In the 2020-2024 RPJMN, the total infrastructure funding requirement reaches Rp2,707 trillion. The 2025-2029 RPJMN indicates that infrastructure funding will increase. Susiwijono mentioned that the government plans to increase the portion of infrastructure financing from the private sector in the 2025-2029 RPJMN during the first administration of President-elect Prabowo Subianto.
“The point is that the infrastructure financing requirement was quite large at Rp6,445 trillion [in the 2020-2024 RPJMN]. It is impossible for this to be fully financed by the APBN or the APBD,” Susiwijono said.
Regarding the implementation of the land concession scheme and the land value capture, he mentioned that a derivative regulation from the Coordinating Minister for Economic Affairs will be issued. According to him, there are currently several pilot projects that have implemented these new schemes, such as the construction of Batam-Bintan Bridge and Semarang Harbour Toll Road, with investment values of Rp14.35 trillion and Rp17.5 trillion, respectively.
Coordinating Minister for Economic Affairs Airlangga Hartarto stated that the land concession scheme, also known as asset recycling, has been implemented by several countries, such as Australia in 2014 for Melbourne Port and Sydney Airport.
Meanwhile, land value capture is a region-based funding method that capitalises on the increase in land value. This increase in land value is caused by infrastructure investment in an area. The land value capture scheme has also been implemented in various countries, such as the UK, Hong Kong, and Japan.
Airlangga noted that the launch of these creative infrastructure financing regulations is only the first step.
“The implementation of these regulations must be supported by all parties, including ministries/institutions, regional governments, SOEs, and regional state-owned enterprises (BUMDs),” he stated.
Not privatisation
Special Staff for Regional Development, Infrastructure Development, and Investment Acceleration to the Coordinating Ministry for Economic Affairs, Wahyu Utomo, stated that these two creative infrastructure financing schemes are not privatisation.
He explained that the land concession scheme provides asset management rights to a business entity for a certain period of time.
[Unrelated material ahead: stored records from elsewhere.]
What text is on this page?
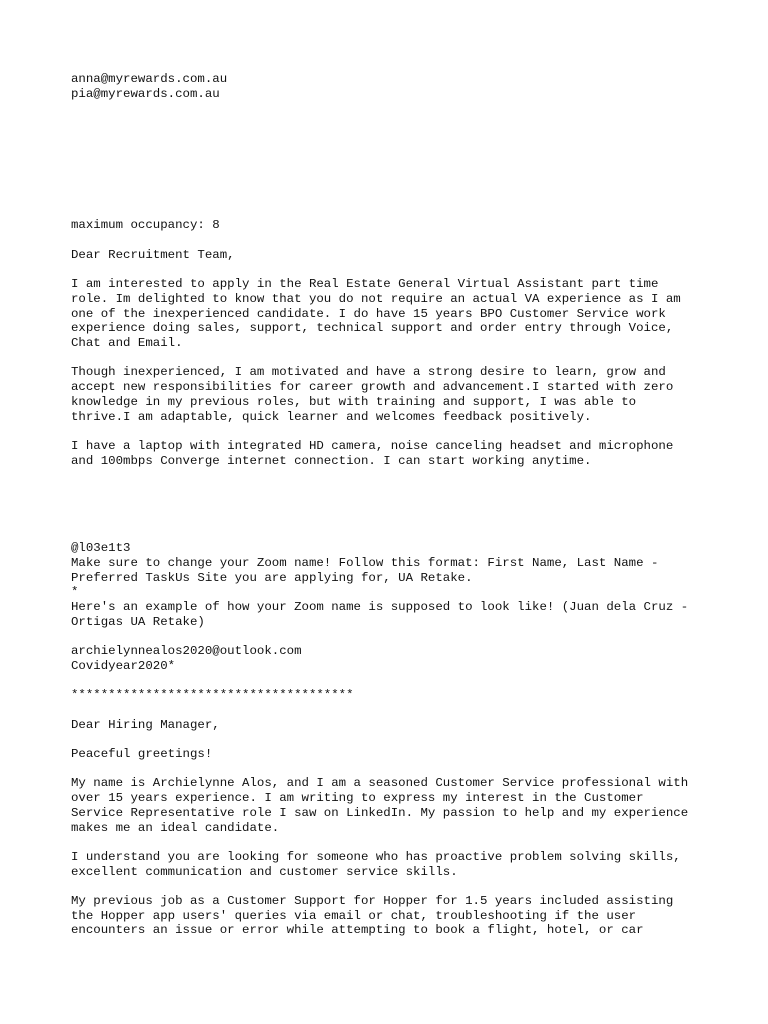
anna@myrewards.com.au

pia@myrewards.com.au

maximum occupancy: 8

Dear Recruitment Team,

I am interested to apply in the Real Estate General Virtual Assistant part time
role. Im delighted to know that you do not require an actual VA experience as I am
one of the inexperienced candidate. I do have 15 years BPO Customer Service work
experience doing sales, support, technical support and order entry through Voice,
Chat and Email.

Though inexperienced, I am motivated and have a strong desire to learn, grow and
accept new responsibilities for career growth and advancement.I started with zero
knowledge in my previous roles, but with training and support, I was able to
thrive.I am adaptable, quick learner and welcomes feedback positively.

I have a laptop with integrated HD camera, noise canceling headset and microphone
and 100mbps Converge internet connection. I can start working anytime.

@l03e1t3

Make sure to change your Zoom name! Follow this format: First Name, Last Name -
Preferred TaskUs Site you are applying for, UA Retake.
*

Here's an example of how your Zoom name is supposed to look like! (Juan dela Cruz -
Ortigas UA Retake)

archielynnealos2020@outlook.com

Covidyear2020*

**************************************

Dear Hiring Manager,

Peaceful greetings!

My name is Archielynne Alos, and I am a seasoned Customer Service professional with
over 15 years experience. I am writing to express my interest in the Customer
Service Representative role I saw on LinkedIn. My passion to help and my experience
makes me an ideal candidate.

I understand you are looking for someone who has proactive problem solving skills,
excellent communication and customer service skills.

My previous job as a Customer Support for Hopper for 1.5 years included assisting
the Hopper app users' queries via email or chat, troubleshooting if the user
encounters an issue or error while attempting to book a flight, hotel, or car
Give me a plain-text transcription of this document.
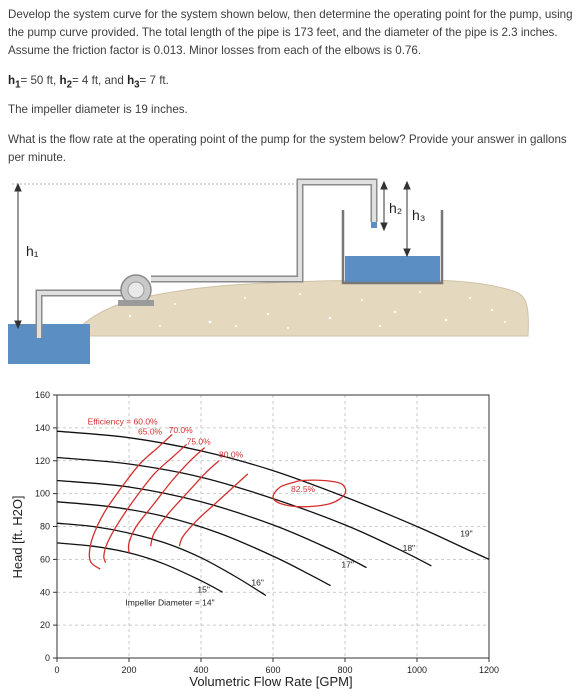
Develop the system curve for the system shown below, then determine the operating point for the pump, using the pump curve provided. The total length of the pipe is 173 feet, and the diameter of the pipe is 2.3 inches. Assume the friction factor is 0.013. Minor losses from each of the elbows is 0.76.

$h_1= 50$ ft, $h_2= 4$ ft, and $h_3= 7$ ft.

The impeller diameter is 19 inches.

What is the flow rate at the operating point of the pump for the system below? Provide your answer in gallons per minute.

h₁
h₂ h₃
0	200	400	600	800	1000	1200
0
20
40
60
80
100
120
140
160
Efficiency = 60.0%
65.0% 70.0%
75.0%
80.0%
82.5%
Impeller Diameter = 14"
15"
16"
17"
18"
19"
Volumetric Flow Rate [GPM]
Head [ft. H2O]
However, the asset being managed remains owned by the government or the SOE.
“Privatisation means the assets are lost to the business entity. In this scheme, we grant management rights for assets that are still owned by the government or SOEs,” he explained.
He mentioned that the government does not need to allocate funds for maintenance or asset development costs during the management agreement period.
He noted that the types of infrastructure that can implement the land concession scheme vary, including toll roads, railways, airports, healthcare infrastructure, and housing.
Meanwhile, an economist from the Centre of Reform on Economics (Core), Yusuf Rendy Manilet, expressed doubts that these alternative infrastructure financing schemes will significantly reduce the load on the APBN.
“Even though these schemes appear to be a win-win solution for both the government and the private sector, in their implementation, there are risks that may emerge later,” he stated.
For example, he mentioned that risks can surface when a state or SOE asset is not managed well by the private company, potentially becoming a burden for the government in the future.
Besides that, it takes time before an infrastructure project becomes profitable, so the private company must be experienced and possess excellent cash flow to manage the asset during the agreed period.